Results

Purpose

In order to show that optimizing the stoichiometry of the curli pathway can affect curli production, we attempt to demonstrate that variations in the RBS strength of csgG can impact levels of curli production. This would give a proof-of-concept foundation for the idea that curli production can be optimized by regulating expression strengths of the pathway proteins.

Generating RBS Variation

We employed a simple screening process in order to identify and select RBSs of varying expression strengths. Using the Salis Lab RBS generator, we identified a degenerate RBS sequence with a wide range of expression strengths based on whether each degenerate base crystallized to adenine, guanine, cytosine, or thymine. We sent that degenerate sequence out for synthesis and got back our library of interest.

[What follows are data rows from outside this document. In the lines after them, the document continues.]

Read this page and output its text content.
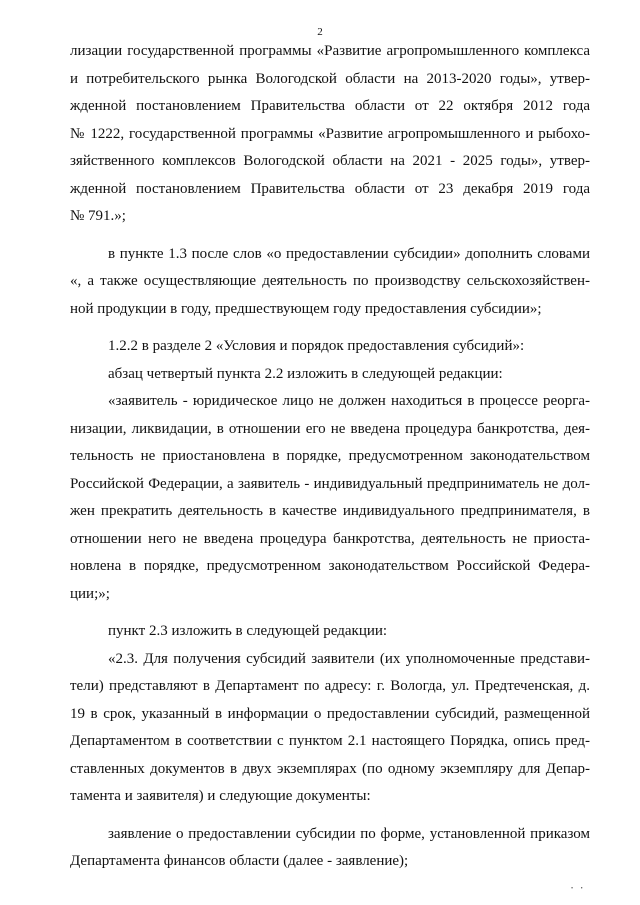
2
лизации государственной программы «Развитие агропромышленного комплекса
и потребительского рынка Вологодской области на 2013-2020 годы», утвер-
жденной постановлением Правительства области от 22 октября 2012 года
№ 1222, государственной программы «Развитие агропромышленного и рыбохо-
зяйственного комплексов Вологодской области на 2021 - 2025 годы», утвер-
жденной постановлением Правительства области от 23 декабря 2019 года
№ 791.»;
в пункте 1.3 после слов «о предоставлении субсидии» дополнить словами
«, а также осуществляющие деятельность по производству сельскохозяйствен-
ной продукции в году, предшествующем году предоставления субсидии»;
1.2.2 в разделе 2 «Условия и порядок предоставления субсидий»:
абзац четвертый пункта 2.2 изложить в следующей редакции:
«заявитель - юридическое лицо не должен находиться в процессе реорга-
низации, ликвидации, в отношении его не введена процедура банкротства, дея-
тельность не приостановлена в порядке, предусмотренном законодательством
Российской Федерации, а заявитель - индивидуальный предприниматель не дол-
жен прекратить деятельность в качестве индивидуального предпринимателя, в
отношении него не введена процедура банкротства, деятельность не приоста-
новлена в порядке, предусмотренном законодательством Российской Федера-
ции;»;
пункт 2.3 изложить в следующей редакции:
«2.3. Для получения субсидий заявители (их уполномоченные представи-
тели) представляют в Департамент по адресу: г. Вологда, ул. Предтеченская, д.
19 в срок, указанный в информации о предоставлении субсидий, размещенной
Департаментом в соответствии с пунктом 2.1 настоящего Порядка, опись пред-
ставленных документов в двух экземплярах (по одному экземпляру для Депар-
тамента и заявителя) и следующие документы:
заявление о предоставлении субсидии по форме, установленной приказом
Департамента финансов области (далее - заявление);
• •
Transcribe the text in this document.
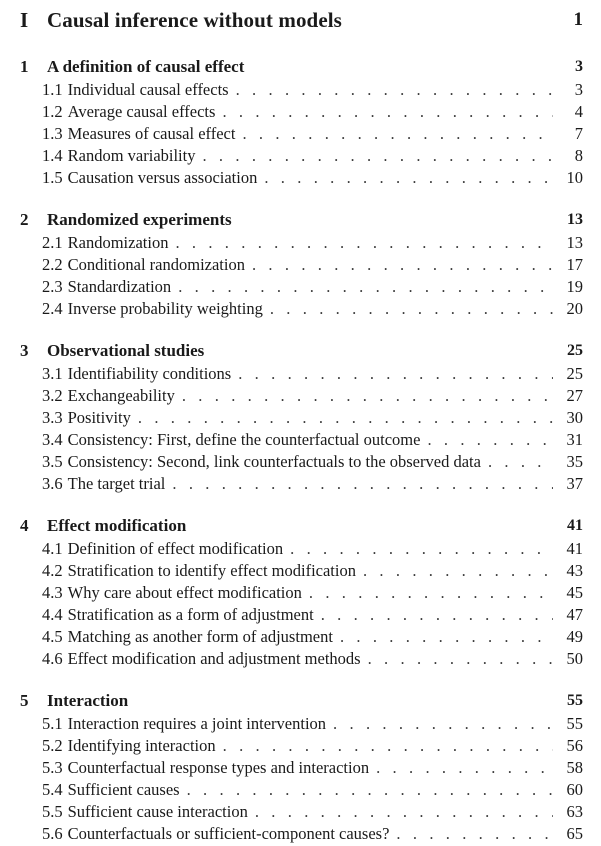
I Causal inference without models	1
1	A definition of causal effect	3
1.1 Individual causal effects . . .	3
1.2 Average causal effects . . .	4
1.3 Measures of causal effect . . .	7
1.4 Random variability . . .	8
1.5 Causation versus association . . .	10
2	Randomized experiments	13
2.1 Randomization . . .	13
2.2 Conditional randomization . . .	17
2.3 Standardization . . .	19
2.4 Inverse probability weighting . . .	20
3	Observational studies	25
3.1 Identifiability conditions . . .	25
3.2 Exchangeability . . .	27
3.3 Positivity . . .	30
3.4 Consistency: First, define the counterfactual outcome . . .	31
3.5 Consistency: Second, link counterfactuals to the observed data . . .	35
3.6 The target trial . . .	37
4	Effect modification	41
4.1 Definition of effect modification . . .	41
4.2 Stratification to identify effect modification . . .	43
4.3 Why care about effect modification . . .	45
4.4 Stratification as a form of adjustment . . .	47
4.5 Matching as another form of adjustment . . .	49
4.6 Effect modification and adjustment methods . . .	50
5	Interaction	55
5.1 Interaction requires a joint intervention . . .	55
5.2 Identifying interaction . . .	56
5.3 Counterfactual response types and interaction . . .	58
5.4 Sufficient causes . . .	60
5.5 Sufficient cause interaction . . .	63
5.6 Counterfactuals or sufficient-component causes? . . .	65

Then, we used Gibson Assembly to position the RBSs in front of the csgG gene within the pBbB8K-CsgBACEFG plasmid used by the Joshi Lab, which was originally the consolidated curli operons with the wild-type RBSs for each protein under an arabinose promoter. The Gibson Assembly produced a library of plasmids which were identical except for the csgG modified RBS.

Detecting RBS Variation

The assembled plasmids were transformed into competent PQN4 E. coli cells and grown on plates with arabinose and Congo Red. The arabinose induced curli production while the Congo Red was there to indicate how much curli was being produced per colony.

Generally, Congo Red has been shown to bind to amyloid proteins like curli, thereby making the substance red, and can therefore act as an indicator of curli presence. However, it binds non-specifically to curli, meaning that it can also bind other extracellular components of E. coli cells such as pili. This is why we chose to transform into the PQN4 strain, which has knock-outs of most other extracellular features. Furthermore, adding just a tiny amount of Congo Red to the agar plates made them also turn red, so it was not possible to visually identify which colonies were producing curli and which weren’t.

To make such a distinction, it was necessary to take fluorescent images of the plates. After that, a MATLAB script was used to compare the average pixelation brightness between colonies, and we made a preliminary conclusion that the brightest colonies had the most curli production.